Christian Rainer

Kommentar

Christian Rainer

Kommentar: Nicht Kickl reicht nicht

Politik / 28.03.2025 • 11:25 Uhr

Wenn ich Sie, liebe Leserinnen und Leser, frage, wofür unsere neue Bundesregierung eigentlich steht – also inhaltlich, weltanschaulich, strategisch –, dann kommt Ihnen wie mir vermutlich nur ein einziger Gedanke: Sie ist nicht Herbert Kickl. Das war´s dann auch schon.
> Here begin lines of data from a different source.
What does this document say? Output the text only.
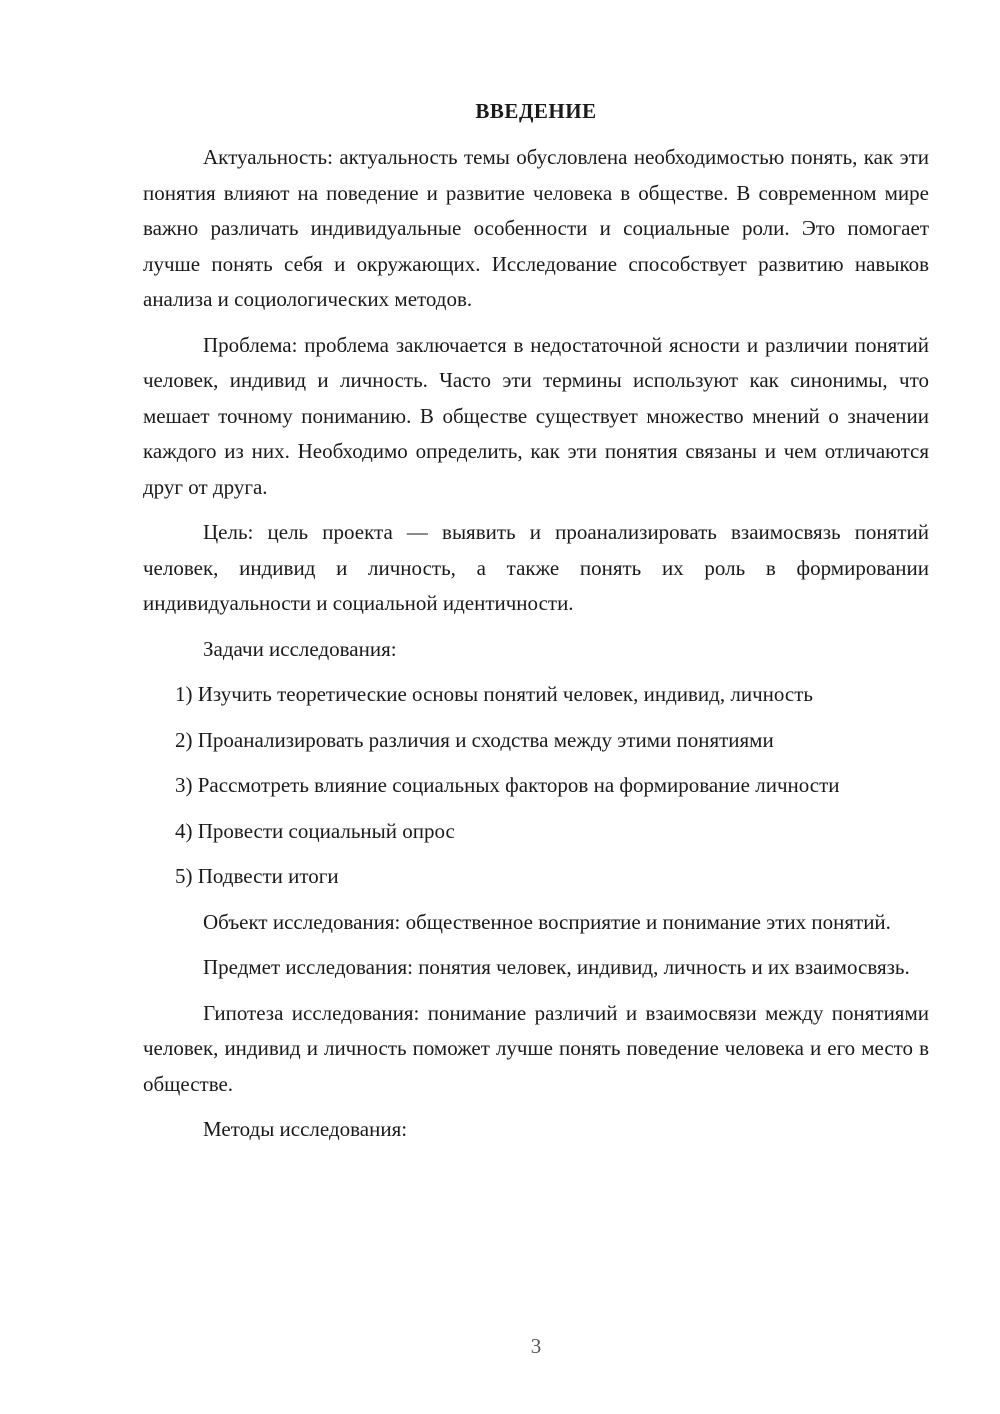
ВВЕДЕНИЕ

Актуальность: актуальность темы обусловлена необходимостью понять, как эти понятия влияют на поведение и развитие человека в обществе. В современном мире важно различать индивидуальные особенности и социальные роли. Это помогает лучше понять себя и окружающих. Исследование способствует развитию навыков анализа и социологических методов.

Проблема: проблема заключается в недостаточной ясности и различии понятий человек, индивид и личность. Часто эти термины используют как синонимы, что мешает точному пониманию. В обществе существует множество мнений о значении каждого из них. Необходимо определить, как эти понятия связаны и чем отличаются друг от друга.

Цель: цель проекта — выявить и проанализировать взаимосвязь понятий человек, индивид и личность, а также понять их роль в формировании индивидуальности и социальной идентичности.

Задачи исследования:

1) Изучить теоретические основы понятий человек, индивид, личность

2) Проанализировать различия и сходства между этими понятиями

3) Рассмотреть влияние социальных факторов на формирование личности

4) Провести социальный опрос

5) Подвести итоги

Объект исследования: общественное восприятие и понимание этих понятий.

Предмет исследования: понятия человек, индивид, личность и их взаимосвязь.

Гипотеза исследования: понимание различий и взаимосвязи между понятиями человек, индивид и личность поможет лучше понять поведение человека и его место в обществе.

Методы исследования:

3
Kein großes Projekt, kein kollektives Ziel, keine inspirierende Vision – bloß ein reflexhaftes Wegducken vor einem Mann mit psychopathologischen Zügen. Alles andere: Staffage. Oder, in biblischer Sprache, die Fassade des Pharisäers: moralisch überhöht, politisch leer.

Natürlich, es gibt eine Budgetsanierung. Das ist löblich, aber keine Heldentat, vielmehr die Pflichtübung des braven Buchhalters. Damit öffentlich zu prahlen, wiegt so viel, wie wenn jemand das Händewaschen nach dem Toilettengang als Charakterleistung verkauft.

Gute Reden, das wissen wir, haben maximal drei Punkte. Ich versuche, mit dem Privileg des Außenstehenden, für diese Regierung drei Leuchtturmprojekte zu identifizieren. So nennt man das ja geflissentlich. Drei kleine Feuer in einem Meer aus Mittelmaß.

Erstens: Migration

Die Entschleunigung des Familiennachzuges, auf die man sich mühsam einigen konnte, ist ein Tropfen und juristisch ein Topfen. Dabei wäre eine echte Migrationsstrategie nötig: eine, die schützt – nämlich Asylwerber vor Bedrohung durch Krieg, Diktatur und Hungertod; eine, die fördert – nämlich die Republik mit Talenten, die das Land braucht; und eine, die fordert – nämlich die Zuziehenden mit Integrationspflichten statt multikultureller Romantik. Aber dazu bräuchte es Gestaltungswillen, eine Ressource, die im Wiener Regierungsviertel (und den Landeshauptstädten von Bregenz bis Eisenstadt) nicht einmal mehr als Mangelware gilt, vielmehr als folkloristischer Mythos aus der Kreisky-Zeit.

Zweitens: Bildung

Das Lieblingsspielfeld aller Sonntagsredner. Leistung, sagen die einen. Gerechtigkeit, rufen die anderen. Beide haben recht und beide scheitern. Denn in Wahrheit ist die Bildungspolitik eine Mischung aus Verlegenheit, föderaler Selbstblockade und ideologischen Geisterfahrern. Martin Polaschek konnte ohne Rückhalt wenig wandeln. Sein Nachfolger Christoph Wiederkehr verfügt als Neos-Mann über die Hausmacht für ein Fahrradministerium. Dazwischen: eine Lehrerschaft, die brennt – entweder für die Sache oder innerlich aus. Wenn „Leistung“ dreimal gesagt wird, klingt es wie eine Beschwörungsformel. Wenn „Gerechtigkeit“ dreimal wiederholt wird, wie eine letzte Hoffnung. Beides zusammen ist Politik. Getrennt ist es PR.

Drittens: Verteidigung

Ein Land, das sich selbst mit einem Märchen beruhigt: der „immerwährenden Neutralität“. Wer glaubt, man könne 2025 noch außenpolitisch auf Trittbrettfahrer machen, hat nichts aus dem Ukrainekrieg gelernt. Die Neutralität, wie wir sie praktizieren, ist nicht nobel. Sie ist feig und gefährlich. Um Nietzsche zu bemühen: „Der Irrsinn ist bei Einzelnen selten, aber bei Gruppen, Parteien, Völkern die Regel.“ Verteidigungsministerin Claudia Tanner wirkt wie eine Statistin im falschen Film. Hoffnung macht ausgerechnet die frisch gefangene Außenministerin. Sie ist diskurserprobt, daher das Gegenteil ihres Vorgängers, des Diplomaten. Ein Funken Hoffnung im sicherheitspolitischen Blindflug.

Am Ende bleibt als Befund: Diese Regierung gestaltet nicht, sondern verwaltet. Sie verhindert nur Schlimmeres. Sie ist nicht das Licht am Ende des Tunnels, sie ist der Tunnel selbst. Ein beamteter Tunnel, durch den man sich irgendwie durchzuwursteln gedenkt, bis am anderen Ende wieder Kickl wartet. Und dann wird man sagen: Das war also die Alternative? Dann war’s das mit der Republik.